As a child, it was always a feeling I couldn't run from. That wasn't a choice. I was alone. And growing up, I always thought my now quiet life was always going to be filled with some chasm of sadness. I don't know how to be alone properly. Not in a way where I feel like I need to get away from it all (although, I should...), but more so...I've never been able to sit with myself and just think about what I want for dinner. Or what color I should paint my nails.

It's always a road down self-pity. It's an emphasis in my life it seems. I just want someone to listen to me and not kiss my tears because they want to take the pain away from me. Maybe I just need someone to nod and listen and not speak about it in such a pitiful manner.

I guess I'm not a big fan of empathy. Not like I can't handle it. But it never seems to help me. It comforts me, sure. But it never helps. It kind of just makes me sulk in it a little more. Feeling seen has its pros and cons.

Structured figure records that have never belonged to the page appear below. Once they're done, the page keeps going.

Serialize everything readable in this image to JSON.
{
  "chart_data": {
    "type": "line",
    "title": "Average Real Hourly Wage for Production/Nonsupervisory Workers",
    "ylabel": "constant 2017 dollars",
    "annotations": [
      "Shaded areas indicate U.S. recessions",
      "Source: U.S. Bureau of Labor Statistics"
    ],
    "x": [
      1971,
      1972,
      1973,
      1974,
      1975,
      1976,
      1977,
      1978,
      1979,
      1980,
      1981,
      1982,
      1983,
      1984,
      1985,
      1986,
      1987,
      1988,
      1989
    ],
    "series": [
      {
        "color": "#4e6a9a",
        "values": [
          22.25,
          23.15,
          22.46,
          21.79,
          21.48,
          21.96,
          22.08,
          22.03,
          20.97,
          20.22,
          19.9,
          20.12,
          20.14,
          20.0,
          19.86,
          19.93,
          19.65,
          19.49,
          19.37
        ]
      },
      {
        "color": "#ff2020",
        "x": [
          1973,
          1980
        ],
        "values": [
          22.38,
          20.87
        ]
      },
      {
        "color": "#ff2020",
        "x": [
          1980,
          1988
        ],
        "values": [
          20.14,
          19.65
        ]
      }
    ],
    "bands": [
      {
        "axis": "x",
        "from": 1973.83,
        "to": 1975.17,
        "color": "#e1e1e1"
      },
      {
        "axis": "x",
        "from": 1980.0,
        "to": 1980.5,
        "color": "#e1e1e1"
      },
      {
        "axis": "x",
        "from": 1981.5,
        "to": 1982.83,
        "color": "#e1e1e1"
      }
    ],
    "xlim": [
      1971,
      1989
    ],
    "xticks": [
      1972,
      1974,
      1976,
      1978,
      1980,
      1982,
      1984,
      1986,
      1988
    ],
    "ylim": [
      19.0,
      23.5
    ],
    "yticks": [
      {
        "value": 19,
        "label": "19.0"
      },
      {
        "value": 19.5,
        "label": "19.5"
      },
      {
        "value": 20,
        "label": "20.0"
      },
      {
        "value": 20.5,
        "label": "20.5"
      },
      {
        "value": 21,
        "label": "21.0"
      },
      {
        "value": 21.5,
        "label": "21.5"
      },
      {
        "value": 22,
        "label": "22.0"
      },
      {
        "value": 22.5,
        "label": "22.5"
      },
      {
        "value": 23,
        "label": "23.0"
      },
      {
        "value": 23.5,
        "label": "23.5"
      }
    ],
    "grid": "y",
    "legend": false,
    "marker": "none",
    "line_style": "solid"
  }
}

I sighed as I watched the pair of birds fly away as far as I could. They were tiny little dots before I suddenly got a call from Dad. I observed the phone and questioned if I wanted to answer it. But I did. And I groaned before answering.

"Hello?" I answer.

"Your mom's in labor. Where are you?" He asks me. My eyebrows creased and my eyes slightly widened from the news.

"What? She's in labor? Since when?" I ask him, still thrown off by his quick speaking and big news.

"Since she called me two minutes ago. Where are you?" He asks again. I sighed.

"I'm far from Forks. I'm in Odiha," I answer. I hear him sigh.

"She's alone Y/n. I would go but I'm working and...That's not my kid. Wound is still fresh, you know. You need to go be with her," He tells me. My eyebrows remained creased as I stared out of the window, observing the rest of the view to distract me.